The mountains around Cooke City have not gotten snow in the last six days and avalanche activity has subsided since the weekend. There is still weakness lingering in the snowpack: weak snow (facets) on an ice crust is buried 2-3 feet deep on many slopes, seemingly south to east facing. On Monday, Ian and I investigated a large slide on Mt. Abundance that was triggered by a sledder who was unharmed, unlike his totaled sled (photos and details, video). We posted photos of many avalanches that occurred on Saturday, December 14. These slides on Mt. Fox, Republic Creek, the Fin and Crown Butte are reminders to not be complacent. Although slopes have become less sensitive to triggering, avalanches are still possible. Popular riding spots like the south face of Scotch Bonnet and south face of Mt. Abundance have this weak layer and are suspect. For today, the avalanche danger is MODERATE. Ride and ski with partners, watch each other, only go one at a time on steep slopes and carry rescue gear. And this advice goes for Bison too!

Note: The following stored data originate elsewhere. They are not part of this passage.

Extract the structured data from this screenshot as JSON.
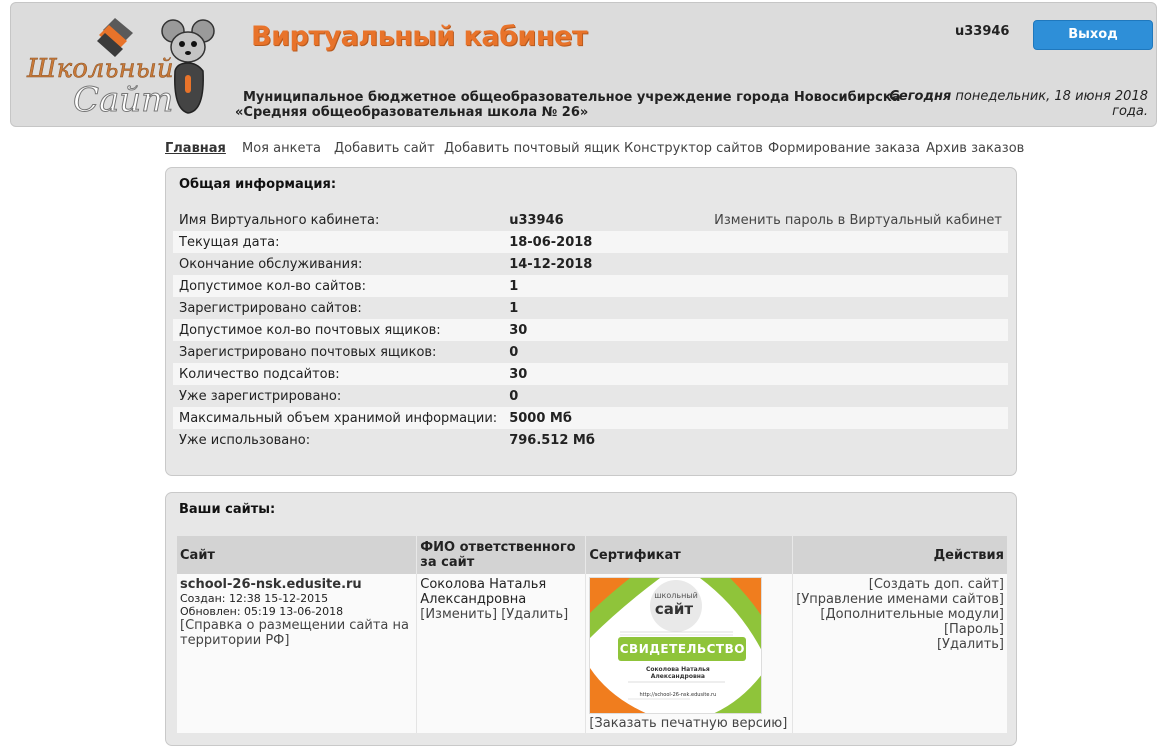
{
  "header": {
    "title": "Виртуальный кабинет",
    "org_name": "Муниципальное бюджетное общеобразовательное учреждение города Новосибирска «Средняя общеобразовательная школа № 26»",
    "user_login": "u33946",
    "logout_label": "Выход",
    "today_label": "Сегодня",
    "today_text": "понедельник, 18 июня 2018 года.",
    "logo": {
      "line1": "Школьный",
      "line2": "Сайт",
      "icon": "mouse-mascot-icon"
    }
  },
  "nav": [
    {
      "label": "Главная",
      "active": true
    },
    {
      "label": "Моя анкета"
    },
    {
      "label": "Добавить сайт"
    },
    {
      "label": "Добавить почтовый ящик"
    },
    {
      "label": "Конструктор сайтов"
    },
    {
      "label": "Формирование заказа"
    },
    {
      "label": "Архив заказов"
    }
  ],
  "info": {
    "title": "Общая информация:",
    "change_password_link": "Изменить пароль в Виртуальный кабинет",
    "rows": [
      {
        "label": "Имя Виртуального кабинета:",
        "value": "u33946"
      },
      {
        "label": "Текущая дата:",
        "value": "18-06-2018"
      },
      {
        "label": "Окончание обслуживания:",
        "value": "14-12-2018"
      },
      {
        "label": "Допустимое кол-во сайтов:",
        "value": "1"
      },
      {
        "label": "Зарегистрировано сайтов:",
        "value": "1"
      },
      {
        "label": "Допустимое кол-во почтовых ящиков:",
        "value": "30"
      },
      {
        "label": "Зарегистрировано почтовых ящиков:",
        "value": "0"
      },
      {
        "label": "Количество подсайтов:",
        "value": "30"
      },
      {
        "label": "Уже зарегистрировано:",
        "value": "0"
      },
      {
        "label": "Максимальный объем хранимой информации:",
        "value": "5000 Мб"
      },
      {
        "label": "Уже использовано:",
        "value": "796.512 Мб"
      }
    ]
  },
  "sites": {
    "title": "Ваши сайты:",
    "columns": {
      "site": "Сайт",
      "person": "ФИО ответственного за сайт",
      "certificate": "Сертификат",
      "actions": "Действия"
    },
    "row": {
      "domain": "school-26-nsk.edusite.ru",
      "created": "Создан: 12:38 15-12-2015",
      "updated": "Обновлен: 05:19 13-06-2018",
      "placement_link": "[Справка о размещении сайта на территории РФ]",
      "person": "Соколова Наталья Александровна",
      "edit_link": "[Изменить]",
      "delete_person_link": "[Удалить]",
      "certificate": {
        "logo_top": "школьный",
        "logo_main": "сайт",
        "heading": "СВИДЕТЕЛЬСТВО",
        "name": "Соколова Наталья Александровна",
        "url": "http://school-26-nsk.edusite.ru"
      },
      "order_print_link": "[Заказать печатную версию]",
      "actions": [
        "[Создать доп. сайт]",
        "[Управление именами сайтов]",
        "[Дополнительные модули]",
        "[Пароль]",
        "[Удалить]"
      ]
    }
  },
  "colors": {
    "accent_orange": "#e8732a",
    "button_blue": "#2e8fd8",
    "panel_bg": "#e7e7e7",
    "header_bg": "#dcdcdc"
  }
}
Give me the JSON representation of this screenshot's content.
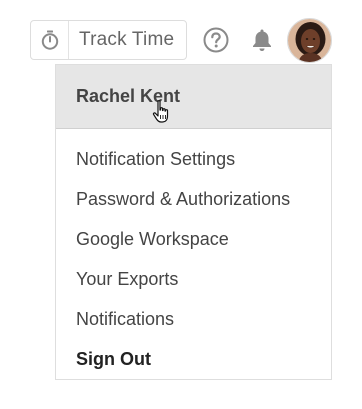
{
  "topbar": {
    "track_time_label": "Track Time",
    "icons": {
      "timer": "stopwatch-icon",
      "help": "question-circle-icon",
      "notifications": "bell-icon",
      "avatar": "user-avatar"
    }
  },
  "menu": {
    "user_name": "Rachel Kent",
    "items": [
      {
        "label": "Notification Settings"
      },
      {
        "label": "Password & Authorizations"
      },
      {
        "label": "Google Workspace"
      },
      {
        "label": "Your Exports"
      },
      {
        "label": "Notifications"
      },
      {
        "label": "Sign Out"
      }
    ]
  },
  "colors": {
    "header_bg": "#e6e6e6",
    "text": "#444444",
    "icon_gray": "#8a8a8a"
  }
}
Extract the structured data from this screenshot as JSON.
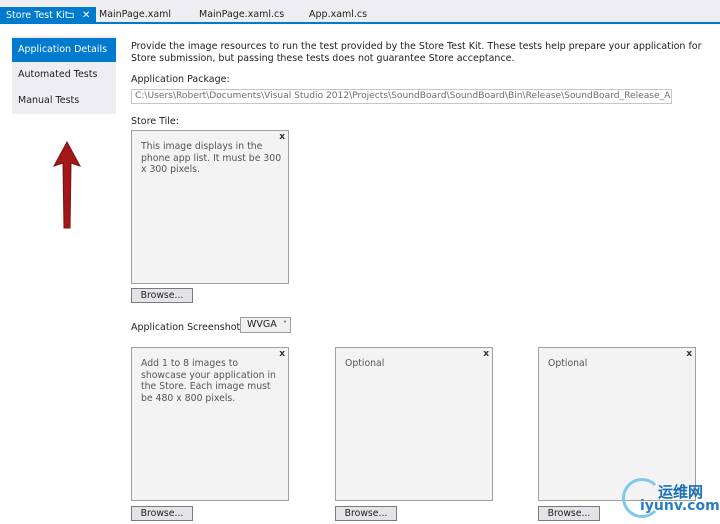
{
  "tabs": [
    {
      "label": "Store Test Kit",
      "pin": "⊐",
      "close": "✕"
    },
    {
      "label": "MainPage.xaml"
    },
    {
      "label": "MainPage.xaml.cs"
    },
    {
      "label": "App.xaml.cs"
    }
  ],
  "nav": {
    "items": [
      {
        "label": "Application Details"
      },
      {
        "label": "Automated Tests"
      },
      {
        "label": "Manual Tests"
      }
    ]
  },
  "main": {
    "description": "Provide the image resources to run the test provided by the Store Test Kit. These tests help prepare your application for Store submission, but passing these tests does not guarantee Store acceptance.",
    "package_label": "Application Package:",
    "package_path": "C:\\Users\\Robert\\Documents\\Visual Studio 2012\\Projects\\SoundBoard\\SoundBoard\\Bin\\Release\\SoundBoard_Release_AnyCPU.xap",
    "store_tile_label": "Store Tile:",
    "store_tile_text": "This image displays in the phone app list. It must be 300 x 300 pixels.",
    "browse_label": "Browse...",
    "close_glyph": "x",
    "screenshots_label": "Application Screenshots:",
    "resolution_value": "WVGA",
    "chevron": "˅",
    "screenshot1_text": "Add 1 to 8 images to showcase your application in the Store. Each image must be 480 x 800 pixels.",
    "optional_text": "Optional"
  },
  "watermark": {
    "cn": "运维网",
    "en": "iyunv.com"
  },
  "colors": {
    "accent": "#007acc",
    "arrow": "#a01818"
  }
}
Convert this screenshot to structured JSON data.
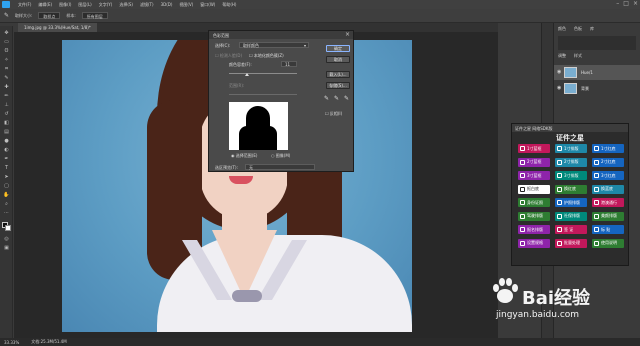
{
  "menu": {
    "items": [
      "文件(F)",
      "编辑(E)",
      "图像(I)",
      "图层(L)",
      "文字(Y)",
      "选择(S)",
      "滤镜(T)",
      "3D(D)",
      "视图(V)",
      "窗口(W)",
      "帮助(H)"
    ]
  },
  "window_controls": [
    "–",
    "□",
    "×"
  ],
  "options_bar": {
    "sample_label": "取样大小:",
    "sample_value": "取样点",
    "sample_all_label": "样本:",
    "sample_all_value": "所有图层"
  },
  "document_tab": "1img.jpg @ 33.3%(Hue/Sat, 1/8)*",
  "status_bar": {
    "zoom": "33.33%",
    "doc_size": "文档:25.3M/51.4M"
  },
  "dialog": {
    "title": "色彩范围",
    "select_label": "选择(C):",
    "select_value": "取样颜色",
    "detect_faces": "检测人脸(D)",
    "localized_clusters": "本地化颜色簇(Z)",
    "fuzziness_label": "颜色容差(F):",
    "fuzziness_value": "11",
    "range_label": "范围(R):",
    "ok": "确定",
    "cancel": "取消",
    "load": "载入(L)...",
    "save": "存储(S)...",
    "invert": "反相(I)",
    "radio_selection": "选择范围(E)",
    "radio_image": "图像(M)",
    "preview_label": "选区预览(T):",
    "preview_value": "无"
  },
  "right_panel": {
    "tabs": [
      "颜色",
      "色板",
      "库"
    ],
    "tabs2": [
      "调整",
      "样式"
    ],
    "layers": [
      {
        "name": "Hue/1"
      },
      {
        "name": "背景"
      }
    ]
  },
  "plugin": {
    "header": "证件之星 网络SDK版",
    "title": "证件之星",
    "buttons": [
      {
        "label": "1寸蓝框",
        "color": "#c2185b"
      },
      {
        "label": "1寸排版",
        "color": "#1e88a8"
      },
      {
        "label": "1寸红底",
        "color": "#1565c0"
      },
      {
        "label": "2寸蓝框",
        "color": "#8e24aa"
      },
      {
        "label": "2寸排版",
        "color": "#1e88a8"
      },
      {
        "label": "2寸红底",
        "color": "#1565c0"
      },
      {
        "label": "3寸蓝框",
        "color": "#8e24aa"
      },
      {
        "label": "3寸排版",
        "color": "#00897b"
      },
      {
        "label": "3寸红底",
        "color": "#1565c0"
      },
      {
        "label": "抠白底",
        "color": "#ffffff"
      },
      {
        "label": "换红底",
        "color": "#2e7d32"
      },
      {
        "label": "换蓝底",
        "color": "#1e88a8"
      },
      {
        "label": "身份证照",
        "color": "#2e7d32"
      },
      {
        "label": "护照排版",
        "color": "#1565c0"
      },
      {
        "label": "港澳通行",
        "color": "#c2185b"
      },
      {
        "label": "驾驶排版",
        "color": "#2e7d32"
      },
      {
        "label": "社保排版",
        "color": "#00897b"
      },
      {
        "label": "美颜排版",
        "color": "#2e7d32"
      },
      {
        "label": "报名排版",
        "color": "#8e24aa"
      },
      {
        "label": "签    证",
        "color": "#c2185b"
      },
      {
        "label": "标    贴",
        "color": "#1565c0"
      },
      {
        "label": "设置规格",
        "color": "#8e24aa"
      },
      {
        "label": "批量处理",
        "color": "#c2185b"
      },
      {
        "label": "使用说明",
        "color": "#2e7d32"
      }
    ]
  },
  "watermark": {
    "brand": "Bai",
    "brand2": "经验",
    "url": "jingyan.baidu.com"
  },
  "colors": {
    "background_blue": "#5d9dc4",
    "app_dark": "#3a3a3a"
  }
}
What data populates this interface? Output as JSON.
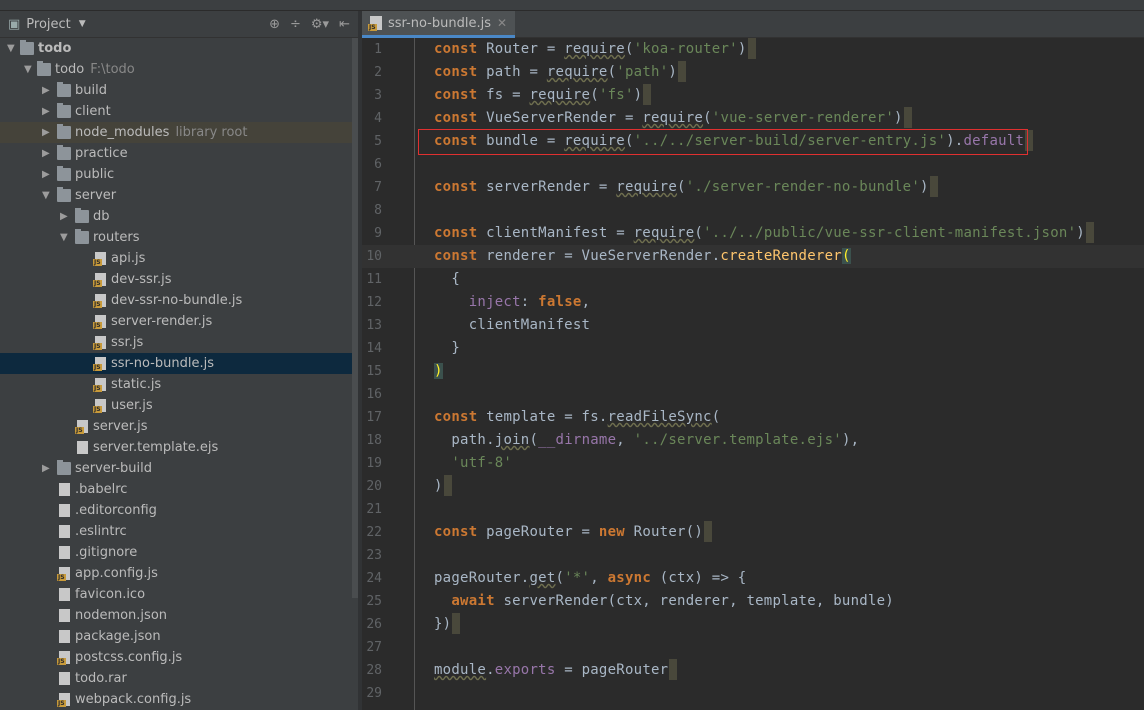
{
  "project_panel": {
    "title": "Project",
    "icons": [
      "locate-icon",
      "collapse-all-icon",
      "gear-icon",
      "hide-icon"
    ]
  },
  "tree": [
    {
      "label": "todo",
      "depth": 0,
      "type": "module",
      "expanded": true,
      "bold": true
    },
    {
      "label": "todo",
      "suffix": "F:\\todo",
      "depth": 1,
      "type": "folder",
      "expanded": true
    },
    {
      "label": "build",
      "depth": 2,
      "type": "folder",
      "expanded": false
    },
    {
      "label": "client",
      "depth": 2,
      "type": "folder",
      "expanded": false
    },
    {
      "label": "node_modules",
      "suffix": "library root",
      "depth": 2,
      "type": "folder",
      "expanded": false,
      "highlighted": true
    },
    {
      "label": "practice",
      "depth": 2,
      "type": "folder",
      "expanded": false
    },
    {
      "label": "public",
      "depth": 2,
      "type": "folder",
      "expanded": false
    },
    {
      "label": "server",
      "depth": 2,
      "type": "folder",
      "expanded": true
    },
    {
      "label": "db",
      "depth": 3,
      "type": "folder",
      "expanded": false
    },
    {
      "label": "routers",
      "depth": 3,
      "type": "folder",
      "expanded": true
    },
    {
      "label": "api.js",
      "depth": 4,
      "type": "js"
    },
    {
      "label": "dev-ssr.js",
      "depth": 4,
      "type": "js"
    },
    {
      "label": "dev-ssr-no-bundle.js",
      "depth": 4,
      "type": "js"
    },
    {
      "label": "server-render.js",
      "depth": 4,
      "type": "js"
    },
    {
      "label": "ssr.js",
      "depth": 4,
      "type": "js"
    },
    {
      "label": "ssr-no-bundle.js",
      "depth": 4,
      "type": "js",
      "selected": true
    },
    {
      "label": "static.js",
      "depth": 4,
      "type": "js"
    },
    {
      "label": "user.js",
      "depth": 4,
      "type": "js"
    },
    {
      "label": "server.js",
      "depth": 3,
      "type": "js"
    },
    {
      "label": "server.template.ejs",
      "depth": 3,
      "type": "file"
    },
    {
      "label": "server-build",
      "depth": 2,
      "type": "folder",
      "expanded": false
    },
    {
      "label": ".babelrc",
      "depth": 2,
      "type": "file"
    },
    {
      "label": ".editorconfig",
      "depth": 2,
      "type": "file"
    },
    {
      "label": ".eslintrc",
      "depth": 2,
      "type": "file"
    },
    {
      "label": ".gitignore",
      "depth": 2,
      "type": "file"
    },
    {
      "label": "app.config.js",
      "depth": 2,
      "type": "js"
    },
    {
      "label": "favicon.ico",
      "depth": 2,
      "type": "file"
    },
    {
      "label": "nodemon.json",
      "depth": 2,
      "type": "file"
    },
    {
      "label": "package.json",
      "depth": 2,
      "type": "file"
    },
    {
      "label": "postcss.config.js",
      "depth": 2,
      "type": "js"
    },
    {
      "label": "todo.rar",
      "depth": 2,
      "type": "file"
    },
    {
      "label": "webpack.config.js",
      "depth": 2,
      "type": "js"
    }
  ],
  "editor": {
    "tab": "ssr-no-bundle.js",
    "colors": {
      "keyword": "#cc7832",
      "string": "#6a8759",
      "property": "#9876aa",
      "function": "#ffc66d",
      "text": "#a9b7c6"
    },
    "highlighted_line": 5,
    "current_line": 10,
    "lines": [
      {
        "n": 1,
        "m": 1,
        "t": [
          [
            "const",
            "k"
          ],
          " Router = ",
          [
            "require",
            "u"
          ],
          "(",
          [
            "'koa-router'",
            "s"
          ],
          ")"
        ]
      },
      {
        "n": 2,
        "m": 1,
        "t": [
          [
            "const",
            "k"
          ],
          " path = ",
          [
            "require",
            "u"
          ],
          "(",
          [
            "'path'",
            "s"
          ],
          ")"
        ]
      },
      {
        "n": 3,
        "m": 1,
        "t": [
          [
            "const",
            "k"
          ],
          " fs = ",
          [
            "require",
            "u"
          ],
          "(",
          [
            "'fs'",
            "s"
          ],
          ")"
        ]
      },
      {
        "n": 4,
        "m": 1,
        "t": [
          [
            "const",
            "k"
          ],
          " VueServerRender = ",
          [
            "require",
            "u"
          ],
          "(",
          [
            "'vue-server-renderer'",
            "s"
          ],
          ")"
        ]
      },
      {
        "n": 5,
        "m": 1,
        "t": [
          [
            "const",
            "k"
          ],
          " bundle = ",
          [
            "require",
            "u"
          ],
          "(",
          [
            "'../../server-build/server-entry.js'",
            "s"
          ],
          ").",
          [
            "default",
            "p"
          ]
        ]
      },
      {
        "n": 6,
        "t": []
      },
      {
        "n": 7,
        "m": 1,
        "t": [
          [
            "const",
            "k"
          ],
          " serverRender = ",
          [
            "require",
            "u"
          ],
          "(",
          [
            "'./server-render-no-bundle'",
            "s"
          ],
          ")"
        ]
      },
      {
        "n": 8,
        "t": []
      },
      {
        "n": 9,
        "m": 1,
        "t": [
          [
            "const",
            "k"
          ],
          " clientManifest = ",
          [
            "require",
            "u"
          ],
          "(",
          [
            "'../../public/vue-ssr-client-manifest.json'",
            "s"
          ],
          ")"
        ]
      },
      {
        "n": 10,
        "t": [
          [
            "const",
            "k"
          ],
          " renderer = VueServerRender.",
          [
            "createRenderer",
            "f"
          ],
          [
            "(",
            "br"
          ]
        ]
      },
      {
        "n": 11,
        "t": [
          "  {"
        ]
      },
      {
        "n": 12,
        "t": [
          "    ",
          [
            "inject",
            "p"
          ],
          ": ",
          [
            "false",
            "k"
          ],
          ","
        ]
      },
      {
        "n": 13,
        "t": [
          "    clientManifest"
        ]
      },
      {
        "n": 14,
        "t": [
          "  }"
        ]
      },
      {
        "n": 15,
        "t": [
          [
            ")",
            "br"
          ]
        ]
      },
      {
        "n": 16,
        "t": []
      },
      {
        "n": 17,
        "t": [
          [
            "const",
            "k"
          ],
          " template = fs.",
          [
            "readFileSync",
            "u"
          ],
          "("
        ]
      },
      {
        "n": 18,
        "t": [
          "  path.",
          [
            "join",
            "u"
          ],
          "(",
          [
            "__dirname",
            "p"
          ],
          ", ",
          [
            "'../server.template.ejs'",
            "s"
          ],
          "),"
        ]
      },
      {
        "n": 19,
        "t": [
          "  ",
          [
            "'utf-8'",
            "s"
          ]
        ]
      },
      {
        "n": 20,
        "m": 1,
        "t": [
          ")"
        ]
      },
      {
        "n": 21,
        "t": []
      },
      {
        "n": 22,
        "m": 1,
        "t": [
          [
            "const",
            "k"
          ],
          " pageRouter = ",
          [
            "new",
            "k"
          ],
          " Router()"
        ]
      },
      {
        "n": 23,
        "t": []
      },
      {
        "n": 24,
        "t": [
          "pageRouter.",
          [
            "get",
            "u"
          ],
          "(",
          [
            "'*'",
            "s"
          ],
          ", ",
          [
            "async",
            "k"
          ],
          " (ctx) => {"
        ]
      },
      {
        "n": 25,
        "t": [
          "  ",
          [
            "await",
            "k"
          ],
          " serverRender(ctx, renderer, template, bundle)"
        ]
      },
      {
        "n": 26,
        "m": 1,
        "t": [
          "})"
        ]
      },
      {
        "n": 27,
        "t": []
      },
      {
        "n": 28,
        "m": 1,
        "t": [
          [
            "module",
            "u"
          ],
          ".",
          [
            "exports",
            "p"
          ],
          " = pageRouter"
        ]
      },
      {
        "n": 29,
        "t": []
      }
    ]
  }
}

In the Bridger and northern Gallatin Ranges the snowpack is generally stable. Yesterday, Ian skied into Divide Peak and found stable and similar conditions to Dave’s trip to Mt. Blackmore (video). West to southwest wind has been blowing strong all week and drifting snow. During the day and evening on Tuesday natural avalanches released in the wind-drifted snow. A few smaller slides in Hyalite pulled off the ridgeline (details) and a much larger slide broke in wind-loaded terrain on Saddle Peak (details). There are still isolated pockets of windblown snow that could be triggered and it is worth doing a quick stability test before getting into avalanche terrain. For today, the avalanche danger is rated LOW.
Upcoming Avalanche Education and Events
Our education calendar is full of awareness lectures and field courses. Check it out and plan to attend one or two: Events and Education Calendar.
Every Friday and Saturday, Snowpack Update and Rescue Training. Friday, 6:30-7:30 p.m. at the Soda Butte Lodge. Saturday anytime between 10-2 @ Round Lake.
TONIGHT! December 19, 1-hr Avalanche Awareness, 7-8 p.m. at Choteau High School.
On Monday, when I was in Cooke City with Ian, I forgot to bring the handle to my shovel! Duh! While packing I got distracted. I felt like a dufus. We avoided avalanche terrain and as a precaution I carried Ian’s shovel so he would not pay the price of my forgetfulness.